Da lì sono arrivate scelte chiare e segnali forti: Bani promosso capitano, Augello titolare fisso, Palumbo e Pohjanpalo capaci di alzare sensibilmente il loro rendimento in termini di gol e assist. Una crescita collettiva che, come sottolinea ancora Paolo Vannini del Corriere dello Sport, ha prodotto sei risultati utili consecutivi e soprattutto una ritrovata solidità difensiva, evidente anche nelle gare in cui è mancato lo stesso Bani, come contro il Padova. Il Palermo è tornato compatto, pragmatico, simile alla squadra apprezzata a inizio stagione.
Il percorso, però, non è concluso. Inzaghi, specialista nel lavorare sulla testa dei giocatori, dovrà ora trasmettere alla squadra il concetto che dalla strada intrapresa non si può più derogare. Le avversarie non concedono pause e Mantova rappresenta un banco di prova significativo. Secondo Paolo Vannini sulle colonne del Corriere dello Sport, i rosa hanno ormai compreso che, soprattutto in trasferta, le partite girano a loro favore quando prendono subito l’iniziativa e sbloccano il risultato. Tutte le vittorie stagionali sono nate così, sfruttando calciatori adatti a capitalizzare gli “episodi”, che però arrivano solo se sei tu a comandare il gioco.

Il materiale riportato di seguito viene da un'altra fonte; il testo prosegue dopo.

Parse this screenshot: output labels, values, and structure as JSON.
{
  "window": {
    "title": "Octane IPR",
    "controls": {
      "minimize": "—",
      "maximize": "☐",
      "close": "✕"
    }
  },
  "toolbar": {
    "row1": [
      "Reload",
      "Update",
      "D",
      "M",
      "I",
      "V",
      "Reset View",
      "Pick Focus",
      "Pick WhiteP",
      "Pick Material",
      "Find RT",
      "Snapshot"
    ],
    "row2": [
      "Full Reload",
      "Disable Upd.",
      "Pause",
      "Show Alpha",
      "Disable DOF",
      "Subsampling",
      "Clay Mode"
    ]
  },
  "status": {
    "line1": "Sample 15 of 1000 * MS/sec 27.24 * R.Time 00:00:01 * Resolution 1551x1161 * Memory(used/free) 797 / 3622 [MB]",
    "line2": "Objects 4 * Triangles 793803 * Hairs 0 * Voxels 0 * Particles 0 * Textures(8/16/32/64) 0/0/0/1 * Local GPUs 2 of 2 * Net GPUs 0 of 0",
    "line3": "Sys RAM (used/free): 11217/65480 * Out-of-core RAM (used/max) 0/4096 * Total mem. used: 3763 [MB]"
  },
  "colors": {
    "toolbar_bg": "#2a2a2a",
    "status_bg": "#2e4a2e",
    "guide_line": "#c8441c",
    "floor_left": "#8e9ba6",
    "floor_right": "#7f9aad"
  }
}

La fiducia ha inciso anche sulla qualità della manovra. Il Palermo è apparso più fluido, più leggero mentalmente, soprattutto dopo aver trovato il gol nella prima mezz’ora. Da qui l’obbligo di spingere per indirizzare subito la gara ed evitare di andare sotto, situazione che in trasferta ha spesso innervosito la squadra e peggiorato le prestazioni. Vietato, dunque, essere passivi o presuntuosi contro un Mantova che non vince da novembre ma che, come avverte Paolo Vannini del Corriere dello Sport, metterà in campo una determinazione feroce.
Corriere dello Sport: “Palermo, caccia al bomber: Pierini resta il primo nome”
Sul piano individuale, la crescita dei singoli è stata decisiva per restare ai vertici, ma i margini di miglioramento restano. Gyasi, ex di turno con dieci anni a Mantova, grazie alla sua duttilità può offrire soluzioni ancora poco viste, mentre Claudio Gomes è chiamato a ritrovare il rendimento che lo ha fatto apprezzare in passato, in una squadra che per caratteristiche e temperamento sembra cucita su misura per lui.